Flaviano Díaz Stadium
- Interactive map of Flaviano Díaz Stadium
- Location: Asunción, Paraguay
- Coordinates: 25°17′50″S 57°38′21″W﻿ / ﻿25.2972°S 57.6391°W
- Capacity: 1,000

Tenants
- Atlántida Sport Club (¿? - 2026)

= Flaviano Díaz Stadium =

Football stadium in Asunción, Paraguay

The Flaviano Díaz Stadium is a football stadium in Paraguay that is located in the Obrero neighborhood of the city of Asunción.

== History ==
The property dates back to the Atlántida Sport Club's early founding in 1906, initially being just a field and growing over time to become a small stadium with cement stands.

In 2001, the club purchased 50 hectares in Nueva Asunción (Ex Chaco'i) (10 km from Asunción), with the intention of build a new stadium there in the future.

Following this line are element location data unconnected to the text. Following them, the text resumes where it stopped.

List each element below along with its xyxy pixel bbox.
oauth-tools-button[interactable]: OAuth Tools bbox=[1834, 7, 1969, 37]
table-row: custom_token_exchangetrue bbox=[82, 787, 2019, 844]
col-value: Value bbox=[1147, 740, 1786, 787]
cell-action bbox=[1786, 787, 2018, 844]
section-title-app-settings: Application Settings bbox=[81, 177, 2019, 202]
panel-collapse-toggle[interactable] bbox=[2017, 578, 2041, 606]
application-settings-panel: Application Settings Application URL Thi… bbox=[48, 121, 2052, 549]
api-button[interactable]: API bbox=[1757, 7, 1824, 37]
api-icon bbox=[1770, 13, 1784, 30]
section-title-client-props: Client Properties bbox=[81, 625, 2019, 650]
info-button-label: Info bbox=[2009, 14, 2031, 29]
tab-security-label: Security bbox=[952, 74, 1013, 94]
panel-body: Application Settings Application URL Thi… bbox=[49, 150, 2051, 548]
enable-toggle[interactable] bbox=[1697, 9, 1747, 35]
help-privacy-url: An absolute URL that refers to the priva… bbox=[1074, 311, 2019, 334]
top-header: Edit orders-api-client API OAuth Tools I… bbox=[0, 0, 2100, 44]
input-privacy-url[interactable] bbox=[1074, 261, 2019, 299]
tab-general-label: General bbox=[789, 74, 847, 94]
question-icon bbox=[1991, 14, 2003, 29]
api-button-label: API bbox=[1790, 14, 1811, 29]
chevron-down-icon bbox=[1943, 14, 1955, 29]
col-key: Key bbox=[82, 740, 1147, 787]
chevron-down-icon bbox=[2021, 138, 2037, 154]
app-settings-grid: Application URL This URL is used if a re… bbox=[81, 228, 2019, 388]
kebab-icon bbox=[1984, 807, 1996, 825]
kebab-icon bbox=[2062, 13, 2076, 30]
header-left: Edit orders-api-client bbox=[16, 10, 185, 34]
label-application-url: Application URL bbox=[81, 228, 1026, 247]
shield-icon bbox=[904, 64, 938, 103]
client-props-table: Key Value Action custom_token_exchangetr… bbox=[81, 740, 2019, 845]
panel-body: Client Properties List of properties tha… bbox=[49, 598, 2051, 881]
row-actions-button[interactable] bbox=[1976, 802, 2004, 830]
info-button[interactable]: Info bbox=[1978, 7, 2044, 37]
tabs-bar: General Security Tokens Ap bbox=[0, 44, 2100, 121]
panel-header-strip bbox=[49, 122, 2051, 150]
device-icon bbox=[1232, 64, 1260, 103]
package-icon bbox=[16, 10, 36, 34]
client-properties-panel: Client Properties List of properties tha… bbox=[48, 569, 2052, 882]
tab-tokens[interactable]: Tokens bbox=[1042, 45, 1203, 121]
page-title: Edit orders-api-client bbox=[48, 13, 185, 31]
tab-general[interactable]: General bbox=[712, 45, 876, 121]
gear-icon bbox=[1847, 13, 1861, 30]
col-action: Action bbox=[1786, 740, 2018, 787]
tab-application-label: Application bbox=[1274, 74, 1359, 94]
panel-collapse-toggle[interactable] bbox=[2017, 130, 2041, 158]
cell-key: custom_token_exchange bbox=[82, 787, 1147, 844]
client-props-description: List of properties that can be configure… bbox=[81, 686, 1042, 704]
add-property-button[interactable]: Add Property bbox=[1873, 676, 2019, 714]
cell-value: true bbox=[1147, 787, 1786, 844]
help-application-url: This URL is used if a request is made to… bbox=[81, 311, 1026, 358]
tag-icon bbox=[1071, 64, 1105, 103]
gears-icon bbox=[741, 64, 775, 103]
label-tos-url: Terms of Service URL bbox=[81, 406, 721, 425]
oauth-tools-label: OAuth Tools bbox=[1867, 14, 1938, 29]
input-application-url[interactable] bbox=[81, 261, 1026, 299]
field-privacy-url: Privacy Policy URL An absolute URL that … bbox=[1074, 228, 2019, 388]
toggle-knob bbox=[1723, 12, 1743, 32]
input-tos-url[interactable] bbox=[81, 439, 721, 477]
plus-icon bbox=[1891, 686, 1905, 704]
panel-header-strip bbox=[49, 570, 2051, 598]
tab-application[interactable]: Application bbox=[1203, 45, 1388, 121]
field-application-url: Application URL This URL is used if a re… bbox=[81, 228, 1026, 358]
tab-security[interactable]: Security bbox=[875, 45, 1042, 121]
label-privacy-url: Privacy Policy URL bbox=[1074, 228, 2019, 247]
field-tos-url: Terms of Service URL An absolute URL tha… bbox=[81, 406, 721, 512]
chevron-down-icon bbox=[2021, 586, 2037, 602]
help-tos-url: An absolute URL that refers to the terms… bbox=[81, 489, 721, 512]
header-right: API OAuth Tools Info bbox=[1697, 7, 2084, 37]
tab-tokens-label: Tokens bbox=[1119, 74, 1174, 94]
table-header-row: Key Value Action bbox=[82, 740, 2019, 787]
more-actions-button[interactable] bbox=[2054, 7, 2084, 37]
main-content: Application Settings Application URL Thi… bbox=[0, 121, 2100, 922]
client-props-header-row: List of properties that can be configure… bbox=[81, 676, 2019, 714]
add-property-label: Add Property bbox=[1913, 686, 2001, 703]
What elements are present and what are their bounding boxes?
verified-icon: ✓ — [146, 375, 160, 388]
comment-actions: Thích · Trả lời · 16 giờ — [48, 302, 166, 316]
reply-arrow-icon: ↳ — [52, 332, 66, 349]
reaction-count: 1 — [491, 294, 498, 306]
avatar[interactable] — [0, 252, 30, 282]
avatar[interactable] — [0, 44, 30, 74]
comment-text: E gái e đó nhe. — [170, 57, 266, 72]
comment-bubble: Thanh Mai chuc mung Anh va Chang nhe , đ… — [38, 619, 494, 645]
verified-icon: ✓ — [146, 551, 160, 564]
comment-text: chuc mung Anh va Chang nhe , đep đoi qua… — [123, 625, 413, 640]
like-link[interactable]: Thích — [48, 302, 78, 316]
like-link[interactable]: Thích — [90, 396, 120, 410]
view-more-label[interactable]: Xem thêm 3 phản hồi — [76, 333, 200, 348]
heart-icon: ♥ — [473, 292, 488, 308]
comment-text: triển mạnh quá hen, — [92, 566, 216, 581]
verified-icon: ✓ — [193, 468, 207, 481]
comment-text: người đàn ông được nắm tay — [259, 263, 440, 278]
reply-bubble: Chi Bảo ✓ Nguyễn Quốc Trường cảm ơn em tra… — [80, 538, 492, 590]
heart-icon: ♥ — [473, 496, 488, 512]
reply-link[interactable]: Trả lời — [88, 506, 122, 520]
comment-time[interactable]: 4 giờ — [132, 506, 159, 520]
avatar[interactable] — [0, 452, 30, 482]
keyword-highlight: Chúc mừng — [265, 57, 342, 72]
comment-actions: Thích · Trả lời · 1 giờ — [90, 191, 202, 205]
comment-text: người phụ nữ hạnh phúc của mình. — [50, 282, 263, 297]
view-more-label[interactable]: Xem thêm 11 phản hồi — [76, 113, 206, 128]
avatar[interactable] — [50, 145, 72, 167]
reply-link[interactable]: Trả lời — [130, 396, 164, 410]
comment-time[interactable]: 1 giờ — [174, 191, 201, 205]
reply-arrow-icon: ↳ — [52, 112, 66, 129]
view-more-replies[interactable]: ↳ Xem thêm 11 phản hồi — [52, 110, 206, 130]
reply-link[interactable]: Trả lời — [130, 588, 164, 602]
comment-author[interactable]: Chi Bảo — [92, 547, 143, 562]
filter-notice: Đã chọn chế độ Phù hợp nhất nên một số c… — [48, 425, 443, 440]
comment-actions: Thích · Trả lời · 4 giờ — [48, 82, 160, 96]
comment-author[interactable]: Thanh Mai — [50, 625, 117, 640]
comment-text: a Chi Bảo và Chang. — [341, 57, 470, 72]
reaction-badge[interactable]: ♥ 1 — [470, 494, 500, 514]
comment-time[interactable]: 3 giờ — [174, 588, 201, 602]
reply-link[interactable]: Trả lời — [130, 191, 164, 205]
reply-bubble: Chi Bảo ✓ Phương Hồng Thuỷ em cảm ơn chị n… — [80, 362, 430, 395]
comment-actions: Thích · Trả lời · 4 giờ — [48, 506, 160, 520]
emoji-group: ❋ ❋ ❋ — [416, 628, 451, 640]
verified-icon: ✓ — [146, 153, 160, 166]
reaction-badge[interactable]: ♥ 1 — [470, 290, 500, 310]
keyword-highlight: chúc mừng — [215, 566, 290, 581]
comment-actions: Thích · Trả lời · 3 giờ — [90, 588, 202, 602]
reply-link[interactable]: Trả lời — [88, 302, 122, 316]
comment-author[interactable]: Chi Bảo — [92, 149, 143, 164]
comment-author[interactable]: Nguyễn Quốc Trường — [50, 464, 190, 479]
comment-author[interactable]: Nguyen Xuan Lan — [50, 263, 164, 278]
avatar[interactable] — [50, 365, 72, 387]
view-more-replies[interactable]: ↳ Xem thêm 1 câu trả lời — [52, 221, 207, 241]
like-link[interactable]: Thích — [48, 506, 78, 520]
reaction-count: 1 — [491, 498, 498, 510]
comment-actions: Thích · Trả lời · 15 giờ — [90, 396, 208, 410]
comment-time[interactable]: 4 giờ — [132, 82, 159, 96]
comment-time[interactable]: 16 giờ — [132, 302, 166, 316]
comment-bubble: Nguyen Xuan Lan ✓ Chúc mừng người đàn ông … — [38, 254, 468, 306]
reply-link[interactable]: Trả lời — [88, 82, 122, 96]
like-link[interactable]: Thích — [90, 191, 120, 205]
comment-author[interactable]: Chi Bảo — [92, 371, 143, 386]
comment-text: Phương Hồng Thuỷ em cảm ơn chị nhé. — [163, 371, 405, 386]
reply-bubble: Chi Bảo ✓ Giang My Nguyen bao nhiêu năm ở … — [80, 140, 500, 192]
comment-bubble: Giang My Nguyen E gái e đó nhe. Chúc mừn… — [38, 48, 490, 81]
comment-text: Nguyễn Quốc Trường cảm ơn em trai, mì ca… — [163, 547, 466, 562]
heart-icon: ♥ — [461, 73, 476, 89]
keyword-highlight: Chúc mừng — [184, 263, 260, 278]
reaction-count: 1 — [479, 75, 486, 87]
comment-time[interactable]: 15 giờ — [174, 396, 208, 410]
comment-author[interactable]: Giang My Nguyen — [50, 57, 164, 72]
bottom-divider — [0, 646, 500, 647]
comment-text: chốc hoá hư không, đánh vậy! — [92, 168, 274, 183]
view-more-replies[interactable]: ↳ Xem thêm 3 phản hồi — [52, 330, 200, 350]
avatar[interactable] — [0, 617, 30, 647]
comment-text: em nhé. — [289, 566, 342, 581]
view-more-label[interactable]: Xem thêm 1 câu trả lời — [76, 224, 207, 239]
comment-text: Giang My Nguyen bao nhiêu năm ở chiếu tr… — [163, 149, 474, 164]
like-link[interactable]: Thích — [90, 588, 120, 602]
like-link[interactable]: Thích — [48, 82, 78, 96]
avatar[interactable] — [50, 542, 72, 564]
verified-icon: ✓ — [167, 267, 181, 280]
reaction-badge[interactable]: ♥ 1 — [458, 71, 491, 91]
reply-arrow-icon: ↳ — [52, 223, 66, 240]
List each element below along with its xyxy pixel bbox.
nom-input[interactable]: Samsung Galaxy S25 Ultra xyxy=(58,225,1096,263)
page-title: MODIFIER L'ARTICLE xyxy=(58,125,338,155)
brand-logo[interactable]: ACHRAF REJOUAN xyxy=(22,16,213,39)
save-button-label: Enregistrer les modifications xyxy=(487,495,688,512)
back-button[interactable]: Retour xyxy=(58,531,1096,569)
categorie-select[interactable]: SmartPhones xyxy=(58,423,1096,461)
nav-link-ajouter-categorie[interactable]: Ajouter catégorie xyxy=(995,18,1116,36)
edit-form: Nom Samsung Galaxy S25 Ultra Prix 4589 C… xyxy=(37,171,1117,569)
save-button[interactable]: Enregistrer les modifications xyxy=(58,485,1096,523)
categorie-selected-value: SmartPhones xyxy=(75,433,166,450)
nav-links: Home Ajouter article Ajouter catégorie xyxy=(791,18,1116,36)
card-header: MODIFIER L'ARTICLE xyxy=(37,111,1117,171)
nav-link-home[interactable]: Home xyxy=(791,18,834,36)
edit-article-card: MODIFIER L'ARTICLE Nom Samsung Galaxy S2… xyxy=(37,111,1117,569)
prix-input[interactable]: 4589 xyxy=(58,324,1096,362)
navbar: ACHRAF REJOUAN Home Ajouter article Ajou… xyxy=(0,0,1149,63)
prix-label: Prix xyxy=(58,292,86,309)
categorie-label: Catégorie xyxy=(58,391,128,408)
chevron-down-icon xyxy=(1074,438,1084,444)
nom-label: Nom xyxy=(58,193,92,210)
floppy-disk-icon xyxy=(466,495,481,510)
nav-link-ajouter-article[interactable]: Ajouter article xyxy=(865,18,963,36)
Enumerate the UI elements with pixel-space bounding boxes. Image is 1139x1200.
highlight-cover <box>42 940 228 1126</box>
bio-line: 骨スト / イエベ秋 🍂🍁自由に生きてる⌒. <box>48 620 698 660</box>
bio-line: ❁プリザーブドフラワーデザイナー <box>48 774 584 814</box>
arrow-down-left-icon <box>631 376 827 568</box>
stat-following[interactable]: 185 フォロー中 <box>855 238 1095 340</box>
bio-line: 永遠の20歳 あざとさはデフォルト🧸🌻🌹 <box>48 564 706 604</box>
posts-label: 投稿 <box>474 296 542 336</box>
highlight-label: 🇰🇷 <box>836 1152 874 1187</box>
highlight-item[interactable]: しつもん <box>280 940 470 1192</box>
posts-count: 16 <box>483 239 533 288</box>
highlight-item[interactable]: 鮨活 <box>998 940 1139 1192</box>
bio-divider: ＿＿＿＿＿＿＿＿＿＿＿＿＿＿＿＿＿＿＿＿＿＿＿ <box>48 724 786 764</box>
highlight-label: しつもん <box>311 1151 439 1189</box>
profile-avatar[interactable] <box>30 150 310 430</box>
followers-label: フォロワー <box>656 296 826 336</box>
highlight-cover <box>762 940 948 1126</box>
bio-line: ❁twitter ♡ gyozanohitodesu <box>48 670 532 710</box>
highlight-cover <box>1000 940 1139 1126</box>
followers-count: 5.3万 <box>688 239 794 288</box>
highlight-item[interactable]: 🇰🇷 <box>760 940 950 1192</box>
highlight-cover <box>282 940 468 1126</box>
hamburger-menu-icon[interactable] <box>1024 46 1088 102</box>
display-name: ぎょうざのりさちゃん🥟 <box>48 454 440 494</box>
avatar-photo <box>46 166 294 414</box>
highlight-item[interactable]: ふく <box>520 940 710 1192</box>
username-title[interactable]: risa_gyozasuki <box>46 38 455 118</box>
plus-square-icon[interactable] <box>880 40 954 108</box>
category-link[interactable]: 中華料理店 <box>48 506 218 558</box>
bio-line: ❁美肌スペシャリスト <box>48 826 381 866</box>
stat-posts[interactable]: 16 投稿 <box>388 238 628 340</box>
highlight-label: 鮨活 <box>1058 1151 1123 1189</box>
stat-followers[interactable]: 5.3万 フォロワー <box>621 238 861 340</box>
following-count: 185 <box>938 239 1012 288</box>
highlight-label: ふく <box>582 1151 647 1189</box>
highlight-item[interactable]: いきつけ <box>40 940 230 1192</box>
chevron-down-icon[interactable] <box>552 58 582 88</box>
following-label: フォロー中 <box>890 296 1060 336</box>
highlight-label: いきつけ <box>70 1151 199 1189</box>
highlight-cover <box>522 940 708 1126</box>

In September 2021, the club began construction of its new stadium in Nueva Asunción, with an initial capacity of 18,000 and a final projected capacity of 29,000. Confirming that it will move there once the works are completed in 2026.

Therefore, the Flaviano Díaz Stadium in the Obrero neighborhood of Asunción will become only its social headquarters, maintaining only its futsal field and minor infrastructure, while its grass field will disappear completely and will be rented to a private company for the construction of a Mall.